Writing in Politico on December 3, long-time anti-immigrant activist Rep. Lamar Smith (R-21st/Texas) claims that President Obama, who attended a forum on jobs and economic growth today, could magically create 8 million job openings for unemployed native-born workers if he would just deport the 8 million unauthorized immigrants now working in the United States. But that’s not how the U.S. economy actually works. Immigrant and native-born workers can not simply be exchanged for one another.
As the Immigration Policy Center (IPC) pointed out earlier this year in its Untying the Knot series of reports, immigrant and native-born workers are not interchangeable, and immigration is not the cause of unemployment among the vast majority of laid-off native-born workers:
- The final report in the series found that employed recent immigrants (many of whom are unauthorized) and unemployed natives “tend to have different levels of education, to live in different parts of the country, to have experience in different occupations, and to have different amounts of work experience. As a result, they could not simply be ‘swapped’ for one another.”
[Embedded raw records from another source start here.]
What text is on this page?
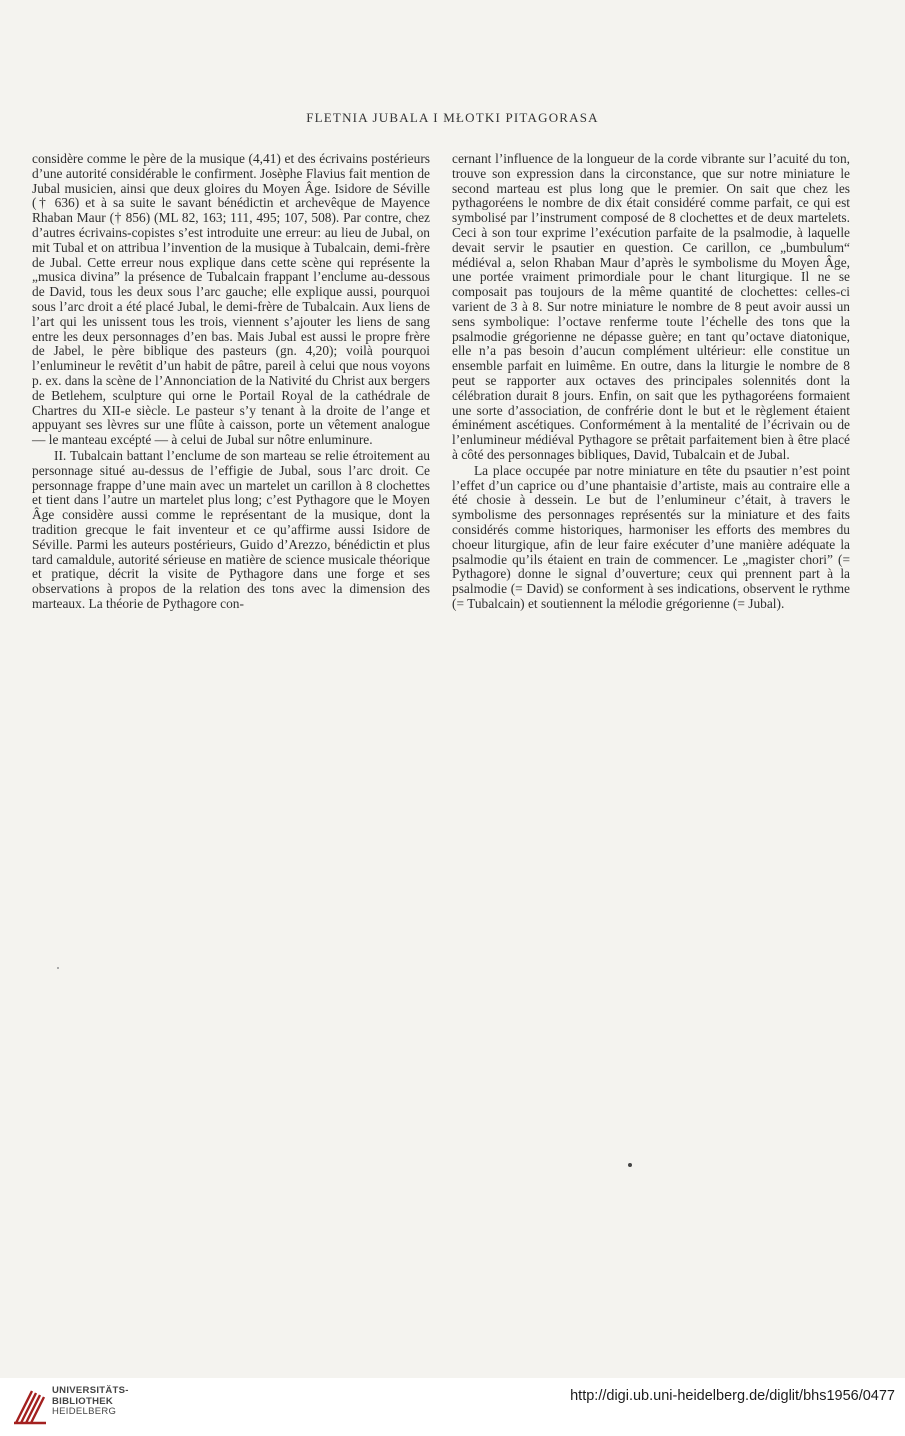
FLETNIA JUBALA I MŁOTKI PITAGORASA

considère comme le père de la musique (4,41) et des écrivains postérieurs d’une autorité considérable le confirment. Josèphe Flavius fait mention de Jubal musicien, ainsi que deux gloires du Moyen Âge. Isidore de Séville († 636) et à sa suite le savant bénédictin et archevêque de Mayence Rhaban Maur († 856) (ML 82, 163; 111, 495; 107, 508). Par contre, chez d’autres écrivains-copistes s’est introduite une erreur: au lieu de Jubal, on mit Tubal et on attribua l’invention de la musique à Tubalcain, demi-frère de Jubal. Cette erreur nous explique dans cette scène qui représente la „musica divina” la présence de Tubalcain frappant l’enclume au-dessous de David, tous les deux sous l’arc gauche; elle explique aussi, pourquoi sous l’arc droit a été placé Jubal, le demi-frère de Tubalcain. Aux liens de l’art qui les unissent tous les trois, viennent s’ajouter les liens de sang entre les deux personnages d’en bas. Mais Jubal est aussi le propre frère de Jabel, le père biblique des pasteurs (gn. 4,20); voilà pourquoi l’enlumineur le revêtit d’un habit de pâtre, pareil à celui que nous voyons p. ex. dans la scène de l’Annonciation de la Nativité du Christ aux bergers de Betlehem, sculpture qui orne le Portail Royal de la cathédrale de Chartres du XII-e siècle. Le pasteur s’y tenant à la droite de l’ange et appuyant ses lèvres sur une flûte à caisson, porte un vêtement analogue — le manteau excépté — à celui de Jubal sur nôtre enluminure.

II. Tubalcain battant l’enclume de son marteau se relie étroitement au personnage situé au-dessus de l’effigie de Jubal, sous l’arc droit. Ce personnage frappe d’une main avec un martelet un carillon à 8 clochettes et tient dans l’autre un martelet plus long; c’est Pythagore que le Moyen Âge considère aussi comme le représentant de la musique, dont la tradition grecque le fait inventeur et ce qu’affirme aussi Isidore de Séville. Parmi les auteurs postérieurs, Guido d’Arezzo, bénédictin et plus tard camaldule, autorité sérieuse en matière de science musicale théorique et pratique, décrit la visite de Pythagore dans une forge et ses observations à propos de la relation des tons avec la dimension des marteaux. La théorie de Pythagore con-

cernant l’influence de la longueur de la corde vibrante sur l’acuité du ton, trouve son expression dans la circonstance, que sur notre miniature le second marteau est plus long que le premier. On sait que chez les pythagoréens le nombre de dix était considéré comme parfait, ce qui est symbolisé par l’instrument composé de 8 clochettes et de deux martelets. Ceci à son tour exprime l’exécution parfaite de la psalmodie, à laquelle devait servir le psautier en question. Ce carillon, ce „bumbulum“ médiéval a, selon Rhaban Maur d’après le symbolisme du Moyen Âge, une portée vraiment primordiale pour le chant liturgique. Il ne se composait pas toujours de la même quantité de clochettes: celles-ci varient de 3 à 8. Sur notre miniature le nombre de 8 peut avoir aussi un sens symbolique: l’octave renferme toute l’échelle des tons que la psalmodie grégorienne ne dépasse guère; en tant qu’octave diatonique, elle n’a pas besoin d’aucun complément ultérieur: elle constitue un ensemble parfait en luimême. En outre, dans la liturgie le nombre de 8 peut se rapporter aux octaves des principales solennités dont la célébration durait 8 jours. Enfin, on sait que les pythagoréens formaient une sorte d’association, de confrérie dont le but et le règlement étaient éminément ascétiques. Conformément à la mentalité de l’écrivain ou de l’enlumineur médiéval Pythagore se prêtait parfaitement bien à être placé à côté des personnages bibliques, David, Tubalcain et de Jubal.

La place occupée par notre miniature en tête du psautier n’est point l’effet d’un caprice ou d’une phantaisie d’artiste, mais au contraire elle a été chosie à dessein. Le but de l’enlumineur c’était, à travers le symbolisme des personnages représentés sur la miniature et des faits considérés comme historiques, harmoniser les efforts des membres du choeur liturgique, afin de leur faire exécuter d’une manière adéquate la psalmodie qu’ils étaient en train de commencer. Le „magister chori” (= Pythagore) donne le signal d’ouverture; ceux qui prennent part à la psalmodie (= David) se conforment à ses indications, observent le rythme (= Tubalcain) et soutiennent la mélodie grégorienne (= Jubal).

UNIVERSITÄTS-
BIBLIOTHEK
HEIDELBERG
http://digi.ub.uni-heidelberg.de/diglit/bhs1956/0477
- The second report found that “there is little apparent relationship between recent immigration and unemployment rates among African Americans, or any other native-born racial/ethnic group, at the state or metropolitan level.”
- The first report found that “the highest unemployment rates are found in counties located in manufacturing centers and rural areas—which tend to have relatively few recent immigrants.” Why? The answer is simple and rather obvious: “Recent immigrants usually go where the jobs are: metropolitan and non-manufacturing counties where unemployment rates are lower.”
Another fact that Rep. Smith fails to consider is that unauthorized workers are also consumers who support U.S. businesses through the goods and services they buy. Deporting 8 million unauthorized workers and consumers would hurt the U.S. economy, not help it. In an April 2008 report, the Perryman Group estimates that removing all unauthorized workers/consumers from the country would result in the loss of 2.8 million jobs and reduce Gross Domestic Product by $245 billion. This is not a recipe for economic recovery.
There is no doubt that some native-born workers compete with some unauthorized immigrants for the same jobs. But most do not. And many businesses, both large and small, depend upon the purchasing power of unauthorized consumers. Immigrants didn’t cause the current recession, and blaming them for high unemployment won’t get us out of it. Moreover, encouraging laid-off auto workers in Detroit to become bus boys in Los Angeles is not a promising means of reducing unemployment or generating economic growth.